A second German official said Deutsche’s future was in question because high costs left it with little profit. Asked about a merger between the two banks, a third official said one was urgently needed to reduce the number of branches in an overcrowded market.
Both said a buoyant jobs market in Germany made it easier to make staff cuts without prompting large protests because those employees would be easily able to find other work.
Spokespeople for both banks, the German finance ministry and the economy ministry declined to comment for this story.
Deutsche Bank has said it is stable. Last month, as it announced a return to profit in 2018, its chief executive Christian Sewing said it was “on the right track” for growth and lower costs.
The banks will make a decision about whether to pursue a merger within weeks, a fifth source said.
“In 2016 … Deutsche went to the brink,” said the first official. “They haven’t really got out of that hole…It’s legitimate to ask:… how dangerous is that with systematic relevance?”
While having the government of Europe’s largest economy as a shareholder would give the group some weight, it would also be humbling for Deutsche Bank, once a symbol of German strength on Wall Street and London.
Its share price has tumbled after a string of scandals and fines including a $7 billion plus penalty in 2016 for selling U.S. home loans that unravelled in the financial crash.
A key measure of its default risk, a form of insurance known as credit default swaps, has risen.
Deutsche’s significance was underscored by the International Monetary Fund in 2016 when it said the bank’s links to the world’s largest lenders made it a bigger potential risk to the wider financial system than any other global bank.
Berlin has been examining options for Deutsche for many months. Senior German officials even participated in informal, exploratory discussions in recent months with Switzerland’s UBS about a merger with Deutsche, two more sources said.
But there was little appetite in Switzerland for making UBS bigger or for merging with a weaker Deutsche, so German officials reverted to Commerzbank, those people said. A UBS spokesman declined to comment.

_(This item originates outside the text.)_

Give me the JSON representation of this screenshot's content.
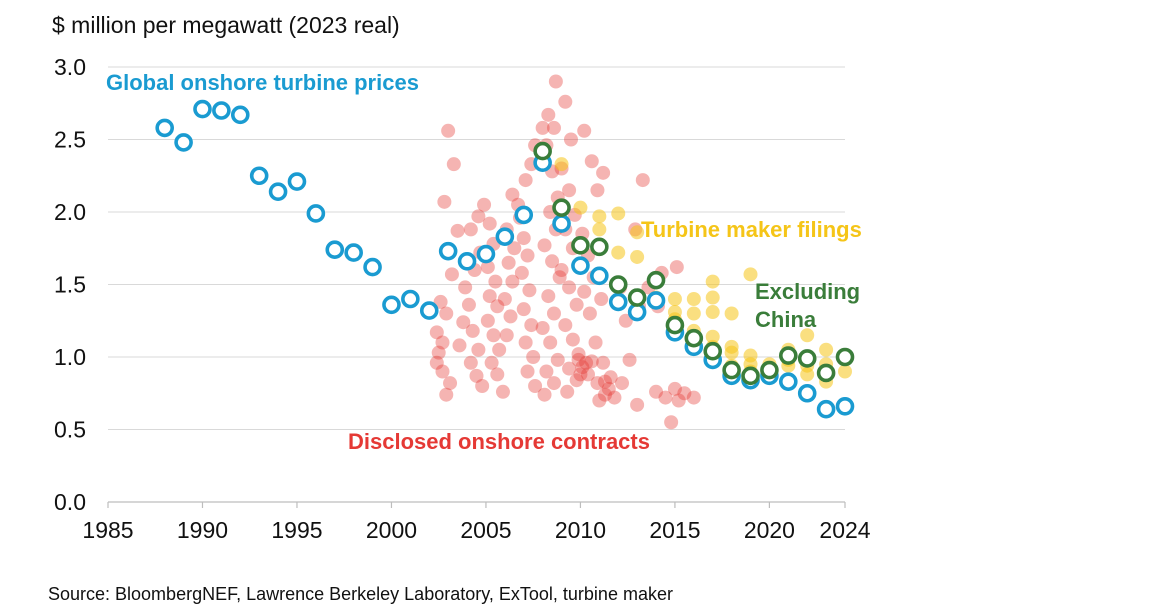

The sources said it was not clear how any shortfall would be filled or even what size it would be.
The first source said that capital shortfall would be in the order of billions of euros although he noted that some people said there would be no need for fresh capital.
The new group could get financial support from a new fund that will be set up to support strategic industries in the face of competition from China.
German officials have identified Deutsche Bank as a national “champion” and the fund is expected to provide state backing or guarantees that would help companies raise cash from pension funds or insurers.
“I would get in private capital,” said a fourth German official. “An international bank is strategic.” It is not clear how big the fund will be.
Officials also see the potential merger as a way to protect Commerzbank from being snapped up by a foreign rival, which could make Deutsche’s problems worse.
Some experts are sceptical, however. Jan Krahnen, a member of the academic advisory board of the German finance ministry, said he had “strong reservations” because building such a “national champion…is blatantly against the spirit of Europe.”
Achim Wambach, president of influential German think tank ZEW research institute, said it was unclear whether such a tie-up would improve financial stability.
Klaus Adam, a professor of economics at the University of Oxford and also a member of the advisory panel to the finance ministry, said Deutsche Bank’s “reputation problems” could rub off on Commerzbank.
Customers’ and peers’ faith in Deutsche was shaken after the 2016 fines. A raid on the bank by police in November as part of an investigation into money laundering and two other scandals further shook confidence and hurt revenues.
Such matters “of course…were not helpful in the fourth quarter of 2018,” the bank’s co-deputy CEO Karl von Rohr said.